Ci dà un suo giudizio sull’esperienza della scuola svizzera di Würenlos, dove la direttrice Mirjam Frey ha vietato l’uso dei telefoni cellulari con risultati, sembra, positivi, come confermerebbe un sondaggio interno svolto tra insegnanti e studenti?
«Le rilevazioni fatte nella scuola elvetica non hanno purtroppo alcun valore scientifico, in quanto per fare una rilevazione statistica e invece è necessario innanzitutto selezionare in modo scientifico il campione da studiare, che deve essere eterogeneo, congruo e significativo. Oltretutto stiamo parlando di una scuola soltanto, che fa riferimento a un ambito geografico anche piuttosto ristretto. Il campione dovrebbe essere composto da più scuole appartenenti ad aree geografiche e situazioni socioeconomiche diverse, eterogenee e che siano in grado di rappresentare tutta la varietà della popolazione, anche per provenienza etnica. Inoltre il questionario o il criterio di rilevazione per la valutazione dei risultati deve essere scelto con base scientifica, pertanto l’esperienza di questa scuola, pur se composta da centinaia di alunni, non rappresenta una rilevazione attendibile».

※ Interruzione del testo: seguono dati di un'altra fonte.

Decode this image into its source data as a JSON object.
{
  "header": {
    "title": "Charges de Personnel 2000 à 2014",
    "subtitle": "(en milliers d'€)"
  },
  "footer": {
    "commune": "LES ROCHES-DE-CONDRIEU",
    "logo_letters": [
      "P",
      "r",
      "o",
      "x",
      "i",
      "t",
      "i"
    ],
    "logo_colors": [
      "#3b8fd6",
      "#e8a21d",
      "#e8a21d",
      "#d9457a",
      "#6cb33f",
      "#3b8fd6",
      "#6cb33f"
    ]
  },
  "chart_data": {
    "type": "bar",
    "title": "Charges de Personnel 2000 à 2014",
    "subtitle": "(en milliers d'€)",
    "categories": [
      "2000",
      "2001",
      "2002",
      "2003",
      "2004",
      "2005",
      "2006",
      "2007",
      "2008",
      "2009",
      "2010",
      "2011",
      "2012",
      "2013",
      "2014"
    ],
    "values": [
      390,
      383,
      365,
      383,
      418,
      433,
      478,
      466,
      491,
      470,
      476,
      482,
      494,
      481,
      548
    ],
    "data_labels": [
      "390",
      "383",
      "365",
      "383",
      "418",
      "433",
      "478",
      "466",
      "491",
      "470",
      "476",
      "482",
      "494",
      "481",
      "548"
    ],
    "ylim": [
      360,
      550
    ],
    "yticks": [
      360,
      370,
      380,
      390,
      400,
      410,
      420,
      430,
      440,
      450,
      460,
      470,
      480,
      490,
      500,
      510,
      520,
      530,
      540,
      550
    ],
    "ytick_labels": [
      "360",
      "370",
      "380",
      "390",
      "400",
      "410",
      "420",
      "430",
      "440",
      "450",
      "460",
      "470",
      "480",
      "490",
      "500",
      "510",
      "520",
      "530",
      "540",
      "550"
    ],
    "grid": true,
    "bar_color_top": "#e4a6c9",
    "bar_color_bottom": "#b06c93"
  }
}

Non crede che a scuola occorrerebbe insegnare ai ragazzi anche come gestire gli stati d’ansia e le distrazioni cagionati dall’iperconnessione digitale?
«Ogni persona davanti allo smartphone o alla rete risponde in base alla propria emotività o personalità, anche per gli aspetti che riguardano le risposte d’ansia o di tensione emotiva. Senza dubbio è necessario che i bambini alle prime armi con lo smartphone siano accompagnati fin da piccoli al suo utilizzo corretto, compito che spetta ovviamente ai genitori. L’obiettivo è avere un rapporto equilibrato, sereno e consapevole con la grande ricchezza e i grandi pericoli della rete. E in questo caso anche il contributo della scuola può rappresentare un valore aggiunto. È chiaro che la comparsa di stati ansiosi o comunque patologici nell’uso della rete con lo smartphone dovrebbe accendere una spia tra genitori e operatori per verificare con un medico o un terapeuta l’insorgenza di un disagio».